2025: Reasoning from Reinforcement

DeepSeek-AI. (2025). DeepSeek-R1: Incentivizing Reasoning Capability in LLMs via Reinforcement Learning. arXiv:2501.12948.

The most recent entry on this list is DeepSeek-R1, which demonstrated something the field had suspected but not proven. The reasoning capabilities that made models like OpenAI’s o1 impressive could be incentivised through pure reinforcement learning, without requiring human-annotated reasoning traces. DeepSeek trained their model using only a binary reward signal (is the final answer correct?) and watched as sophisticated reasoning behaviours emerged spontaneously.

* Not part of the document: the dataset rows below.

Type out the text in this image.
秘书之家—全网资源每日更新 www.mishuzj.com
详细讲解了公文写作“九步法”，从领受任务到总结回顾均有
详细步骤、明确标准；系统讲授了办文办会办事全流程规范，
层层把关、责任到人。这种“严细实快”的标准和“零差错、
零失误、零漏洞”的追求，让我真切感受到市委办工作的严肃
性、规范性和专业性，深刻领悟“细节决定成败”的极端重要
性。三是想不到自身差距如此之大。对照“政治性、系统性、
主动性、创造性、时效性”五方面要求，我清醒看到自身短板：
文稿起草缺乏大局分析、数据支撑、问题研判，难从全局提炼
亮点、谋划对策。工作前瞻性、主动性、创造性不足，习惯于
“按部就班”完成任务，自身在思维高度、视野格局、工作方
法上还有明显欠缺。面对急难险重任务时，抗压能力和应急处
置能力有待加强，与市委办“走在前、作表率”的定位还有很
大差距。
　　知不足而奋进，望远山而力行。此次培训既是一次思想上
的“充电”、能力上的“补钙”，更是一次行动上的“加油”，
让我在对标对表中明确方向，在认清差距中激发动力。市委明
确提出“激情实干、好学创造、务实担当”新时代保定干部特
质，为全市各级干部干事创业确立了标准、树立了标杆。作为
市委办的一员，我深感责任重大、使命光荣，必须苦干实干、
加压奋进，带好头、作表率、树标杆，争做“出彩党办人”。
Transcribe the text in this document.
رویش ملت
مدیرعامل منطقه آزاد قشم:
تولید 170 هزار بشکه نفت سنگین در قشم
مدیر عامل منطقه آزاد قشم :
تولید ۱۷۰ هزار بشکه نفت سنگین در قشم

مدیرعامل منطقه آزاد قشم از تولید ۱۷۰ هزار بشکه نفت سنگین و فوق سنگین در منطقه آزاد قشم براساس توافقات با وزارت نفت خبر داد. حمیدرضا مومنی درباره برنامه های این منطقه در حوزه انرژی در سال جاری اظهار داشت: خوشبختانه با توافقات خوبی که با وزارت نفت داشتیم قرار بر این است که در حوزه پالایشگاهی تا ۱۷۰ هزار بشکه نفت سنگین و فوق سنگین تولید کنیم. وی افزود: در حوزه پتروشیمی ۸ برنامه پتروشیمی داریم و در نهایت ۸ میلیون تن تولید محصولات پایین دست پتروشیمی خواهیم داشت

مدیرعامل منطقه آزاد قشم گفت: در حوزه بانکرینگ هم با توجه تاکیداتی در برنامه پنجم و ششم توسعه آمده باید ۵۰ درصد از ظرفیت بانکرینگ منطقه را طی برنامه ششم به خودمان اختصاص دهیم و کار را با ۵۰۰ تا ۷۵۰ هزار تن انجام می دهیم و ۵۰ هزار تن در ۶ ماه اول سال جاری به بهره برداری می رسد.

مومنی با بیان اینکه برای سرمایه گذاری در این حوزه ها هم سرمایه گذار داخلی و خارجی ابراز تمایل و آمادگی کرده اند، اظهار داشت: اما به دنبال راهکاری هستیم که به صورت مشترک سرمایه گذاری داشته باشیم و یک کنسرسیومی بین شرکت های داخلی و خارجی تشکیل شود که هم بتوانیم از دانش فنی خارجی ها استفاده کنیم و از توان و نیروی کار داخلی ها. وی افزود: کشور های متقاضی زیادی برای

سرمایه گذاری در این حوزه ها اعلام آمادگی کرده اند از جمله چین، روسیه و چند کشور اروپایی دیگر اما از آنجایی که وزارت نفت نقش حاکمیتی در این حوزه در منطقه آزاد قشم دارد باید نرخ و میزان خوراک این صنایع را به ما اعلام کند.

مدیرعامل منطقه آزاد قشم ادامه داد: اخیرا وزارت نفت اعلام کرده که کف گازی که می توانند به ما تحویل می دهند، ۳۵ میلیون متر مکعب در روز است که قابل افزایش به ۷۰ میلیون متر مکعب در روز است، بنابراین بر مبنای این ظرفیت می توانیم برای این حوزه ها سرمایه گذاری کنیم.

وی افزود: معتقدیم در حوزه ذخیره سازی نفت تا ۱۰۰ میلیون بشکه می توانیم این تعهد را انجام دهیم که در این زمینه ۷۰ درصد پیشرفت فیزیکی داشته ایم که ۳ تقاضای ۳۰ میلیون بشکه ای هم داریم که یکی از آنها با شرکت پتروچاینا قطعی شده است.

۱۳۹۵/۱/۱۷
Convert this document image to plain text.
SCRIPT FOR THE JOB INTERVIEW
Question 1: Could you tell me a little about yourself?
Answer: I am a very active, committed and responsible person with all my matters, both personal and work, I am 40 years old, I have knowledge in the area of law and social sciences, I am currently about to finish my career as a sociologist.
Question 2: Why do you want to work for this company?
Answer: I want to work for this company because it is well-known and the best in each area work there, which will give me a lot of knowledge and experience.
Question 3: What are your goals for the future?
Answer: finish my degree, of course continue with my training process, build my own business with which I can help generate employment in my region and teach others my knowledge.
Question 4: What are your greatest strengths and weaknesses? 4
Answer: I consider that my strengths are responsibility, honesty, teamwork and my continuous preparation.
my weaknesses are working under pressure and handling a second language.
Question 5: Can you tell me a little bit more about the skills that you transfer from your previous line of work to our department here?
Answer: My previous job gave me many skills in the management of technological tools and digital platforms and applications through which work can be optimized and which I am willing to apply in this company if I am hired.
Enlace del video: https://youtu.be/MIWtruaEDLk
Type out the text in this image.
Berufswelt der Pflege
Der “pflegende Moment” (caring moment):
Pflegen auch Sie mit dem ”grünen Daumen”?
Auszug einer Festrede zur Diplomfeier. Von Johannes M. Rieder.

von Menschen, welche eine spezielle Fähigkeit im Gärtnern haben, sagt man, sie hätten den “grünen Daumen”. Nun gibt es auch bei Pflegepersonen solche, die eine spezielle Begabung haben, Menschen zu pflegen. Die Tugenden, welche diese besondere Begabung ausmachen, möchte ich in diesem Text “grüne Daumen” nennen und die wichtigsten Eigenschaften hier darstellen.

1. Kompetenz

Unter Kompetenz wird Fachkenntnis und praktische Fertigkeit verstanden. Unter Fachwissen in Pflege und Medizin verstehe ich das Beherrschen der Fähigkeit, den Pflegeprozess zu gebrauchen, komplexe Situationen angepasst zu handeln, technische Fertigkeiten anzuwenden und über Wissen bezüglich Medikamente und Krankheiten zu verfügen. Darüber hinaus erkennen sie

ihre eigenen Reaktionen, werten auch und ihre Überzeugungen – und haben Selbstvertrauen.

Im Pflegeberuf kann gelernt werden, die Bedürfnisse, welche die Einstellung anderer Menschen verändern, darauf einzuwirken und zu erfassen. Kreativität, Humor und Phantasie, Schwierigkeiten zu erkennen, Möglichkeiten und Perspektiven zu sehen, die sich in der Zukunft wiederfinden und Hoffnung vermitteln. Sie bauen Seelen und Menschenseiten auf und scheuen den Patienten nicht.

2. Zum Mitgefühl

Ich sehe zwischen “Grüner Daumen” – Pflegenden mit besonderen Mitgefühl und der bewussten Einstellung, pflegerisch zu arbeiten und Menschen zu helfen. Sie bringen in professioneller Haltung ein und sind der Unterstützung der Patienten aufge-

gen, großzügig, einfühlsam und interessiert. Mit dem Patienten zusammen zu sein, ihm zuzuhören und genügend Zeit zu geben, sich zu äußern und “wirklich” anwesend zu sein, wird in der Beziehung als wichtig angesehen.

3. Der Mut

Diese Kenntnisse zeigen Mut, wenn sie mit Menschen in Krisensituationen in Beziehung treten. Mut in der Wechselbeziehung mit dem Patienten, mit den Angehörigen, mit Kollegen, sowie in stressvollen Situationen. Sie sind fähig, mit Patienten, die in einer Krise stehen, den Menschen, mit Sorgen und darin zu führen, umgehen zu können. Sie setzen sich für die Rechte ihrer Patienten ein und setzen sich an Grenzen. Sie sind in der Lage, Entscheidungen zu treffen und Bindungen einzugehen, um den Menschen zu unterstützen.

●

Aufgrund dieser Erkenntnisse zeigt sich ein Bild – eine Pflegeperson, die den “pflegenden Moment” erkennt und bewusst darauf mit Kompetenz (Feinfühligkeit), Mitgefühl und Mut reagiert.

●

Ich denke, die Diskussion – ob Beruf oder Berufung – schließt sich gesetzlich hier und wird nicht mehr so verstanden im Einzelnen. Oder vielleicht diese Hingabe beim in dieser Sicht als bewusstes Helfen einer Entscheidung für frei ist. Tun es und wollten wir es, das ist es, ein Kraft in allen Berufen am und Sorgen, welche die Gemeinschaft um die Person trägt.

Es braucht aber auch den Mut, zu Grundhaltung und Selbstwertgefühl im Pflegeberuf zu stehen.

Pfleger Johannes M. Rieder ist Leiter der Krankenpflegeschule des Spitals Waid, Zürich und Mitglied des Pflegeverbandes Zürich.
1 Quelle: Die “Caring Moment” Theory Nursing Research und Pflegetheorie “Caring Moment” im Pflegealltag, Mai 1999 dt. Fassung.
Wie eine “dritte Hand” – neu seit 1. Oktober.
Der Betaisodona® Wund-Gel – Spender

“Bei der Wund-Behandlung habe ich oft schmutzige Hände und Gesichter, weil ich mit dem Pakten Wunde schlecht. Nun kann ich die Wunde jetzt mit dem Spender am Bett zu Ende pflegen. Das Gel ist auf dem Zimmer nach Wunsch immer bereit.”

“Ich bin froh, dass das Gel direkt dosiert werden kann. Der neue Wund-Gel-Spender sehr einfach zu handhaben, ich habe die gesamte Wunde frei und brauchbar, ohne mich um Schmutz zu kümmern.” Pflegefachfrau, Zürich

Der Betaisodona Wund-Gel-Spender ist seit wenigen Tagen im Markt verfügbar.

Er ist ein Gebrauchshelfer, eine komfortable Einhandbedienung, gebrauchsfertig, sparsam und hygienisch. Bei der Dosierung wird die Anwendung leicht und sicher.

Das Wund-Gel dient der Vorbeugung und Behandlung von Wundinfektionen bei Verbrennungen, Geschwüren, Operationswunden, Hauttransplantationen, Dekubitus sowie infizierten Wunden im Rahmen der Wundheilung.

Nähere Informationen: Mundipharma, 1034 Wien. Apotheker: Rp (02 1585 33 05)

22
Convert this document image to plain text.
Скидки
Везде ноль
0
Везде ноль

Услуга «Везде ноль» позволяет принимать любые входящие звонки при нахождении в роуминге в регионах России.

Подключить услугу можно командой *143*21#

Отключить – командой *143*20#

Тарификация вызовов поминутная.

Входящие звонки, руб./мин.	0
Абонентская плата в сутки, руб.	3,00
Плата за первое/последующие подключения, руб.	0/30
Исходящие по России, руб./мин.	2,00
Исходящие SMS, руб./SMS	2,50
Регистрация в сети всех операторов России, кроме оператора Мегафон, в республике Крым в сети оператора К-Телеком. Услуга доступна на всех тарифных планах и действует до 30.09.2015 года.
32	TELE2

The model learned to pause and reflect, verify its own work, and try alternative approaches when stuck. These behaviours emerged from the RL process itself, not from imitating human demonstrations. DeepSeek also showed that these reasoning patterns could be distilled from large models to smaller ones, achieving better results than training small models with RL directly. The paper was released with open weights under an MIT licence, which accelerated research across the field.

The Pattern

Looking at these ten papers together, a few themes emerge. Architectural innovations (attention, transformers, residual connections) provide new building blocks. Scaling insights (GPT-3, Chinchilla) tell us how to use compute effectively. Training paradigms (BERT’s pre-training, RLHF, RL for reasoning) determine what capabilities we can elicit from those architectures at those scales.

What Comes Next

If the pattern holds, the near-term future is probably less about bolts from the blue and more about combining and refining existing ideas. The papers from 2025 alone introduced native sparse attention, manifold-constrained residual connections, and pure RL for reasoning, but these techniques have mostly been studied in isolation. The obvious next step is integration: what happens when you combine sparse attention with expanded residual streams with MoE feedforward layers? Do the benefits compound or conflict? Expect a wave of papers exploring these interactions.

A deeper theme is the shift toward learned, input-dependent computation. Sparse attention learns which tokens to attend to. Mixture of Experts learns which parameters to activate. Residual stream routing could learn which information pathways matter for each input. The fixed architectural choices of early transformers are gradually becoming dynamic decisions made by the model itself.